Continua a salire il numero di civili uccisi nelle regioni costiere siriane dalle milizie filogovernative agli ordini dell’autoproclamato presidente Ahmad Sharaa, conosciuto anche con il nome di guerra Al Jolani. Stando ai numeri forniti dall’Osservatorio nazionale per i diritti umani in Siria, con sede nel Regno Unito, a partire dallo scorso giovedì, giorno di inizio degli scontri nella provincia costiera di Latakia, il numero totale di morti sarebbe salito a 524, di cui quasi una metà membri delle forze di sicurezza e uomini fedeli al vecchio regime.
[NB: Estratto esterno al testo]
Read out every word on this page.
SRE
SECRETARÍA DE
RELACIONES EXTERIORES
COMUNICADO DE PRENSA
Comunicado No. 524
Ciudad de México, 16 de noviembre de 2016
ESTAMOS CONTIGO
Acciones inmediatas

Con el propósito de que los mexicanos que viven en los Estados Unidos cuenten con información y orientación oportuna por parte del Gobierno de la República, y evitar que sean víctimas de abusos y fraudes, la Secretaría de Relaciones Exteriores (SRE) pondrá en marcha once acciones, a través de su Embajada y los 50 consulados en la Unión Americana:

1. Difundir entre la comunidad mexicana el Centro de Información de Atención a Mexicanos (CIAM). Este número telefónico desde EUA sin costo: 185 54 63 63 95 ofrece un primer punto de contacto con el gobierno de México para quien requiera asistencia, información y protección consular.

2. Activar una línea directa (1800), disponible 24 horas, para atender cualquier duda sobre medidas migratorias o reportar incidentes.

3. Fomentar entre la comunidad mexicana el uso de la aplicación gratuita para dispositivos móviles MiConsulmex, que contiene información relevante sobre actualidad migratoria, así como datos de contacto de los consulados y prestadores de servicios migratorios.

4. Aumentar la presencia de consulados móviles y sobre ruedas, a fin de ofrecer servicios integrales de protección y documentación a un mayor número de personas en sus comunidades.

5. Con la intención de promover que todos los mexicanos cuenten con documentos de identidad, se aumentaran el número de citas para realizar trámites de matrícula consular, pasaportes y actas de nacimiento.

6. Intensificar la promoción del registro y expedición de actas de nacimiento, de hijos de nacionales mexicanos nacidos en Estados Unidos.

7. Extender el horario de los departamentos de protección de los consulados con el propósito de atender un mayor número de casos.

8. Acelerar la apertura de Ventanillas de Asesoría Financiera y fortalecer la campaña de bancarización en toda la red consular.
Secondo la stessa organizzazione quello in corso sarebbe il peggior attacco dalla fine della dittatura di Bashar al Assad, portato avanti con operazioni di rastrellamento e scontri. Le autorità siriane hanno arrestato anche Ibrahim Houayia, alto ufficiale militare, accusato dell’assassinio di diversi oppositori di Assad.
La minoranza alawita
Le vittime, in particolare, rientrerebbero nella minoranza alawita, una setta religiosa di derivazione islamica sciita di cui fanno parte lo stesso ex dittatore Assad e i suoi collaboratori. Gli alawiti assunsero un ruolo sempre più importante in Siria in seguito alla presa del potere, a partire dal 1970, di Hafiz al-Assad. «Daremo la caccia ai residui del regime di al-Assad e li porterò a processo» è stata la dichiarazione d’intenti del presidente ad interim siriano, al-Sharaa, il quale ha ribadito che le operazioni militari proseguiranno fino alla completa eliminazione delle forze lealiste.
La fuga dei rifugiati
L’avanzata delle truppe di al-Sharaa nella regione costiera a pochi chilometri dalla città di Homs, oltre che l’intensificarsi della violenza nell’area, starebbe portando molti siriani ad abbandonare le loro case in direzione del vicino Libano. Come riferisce il deputato libanese Saji Atiyah, la principale destinazione dei rifugiati, in prevalenza alawiti, è la provincia settentrionale di Akkar. Una situazione che alla lunga potrebbe complicare le già gravi condizioni nel Paese.
Le reazioni
L’inviato speciale delle Nazioni Unite per la Siria, Geir Pedersen, ha dichiarato di essere «profondamente allarmato» per gli scontri in atto e soprattutto per il gran numero di vittime civili. La Croce Rossa internazionale, in un post su X, ha invitato le parti a garantire «un accesso senza ostacoli ai soccorsi e a proteggere i centri medici. I soccorritori e gli operatori umanitari «devono avere un accesso sicuro per fornire assistenza medica e trasportare i feriti e i morti». L’escalation ha scosso anche i Paesi vicini. La Lega Araba ha condannato gli attacchi in corso, anche se ha ribadito che qualsiasi interferenza esterna potrebbe esacerbare la guerra civile. L’organizzazione ha ribadito il suo sostegno per una Siria unita e sovrana. Voci più critiche sono arrivate invece da Arabia Saudita e Israele.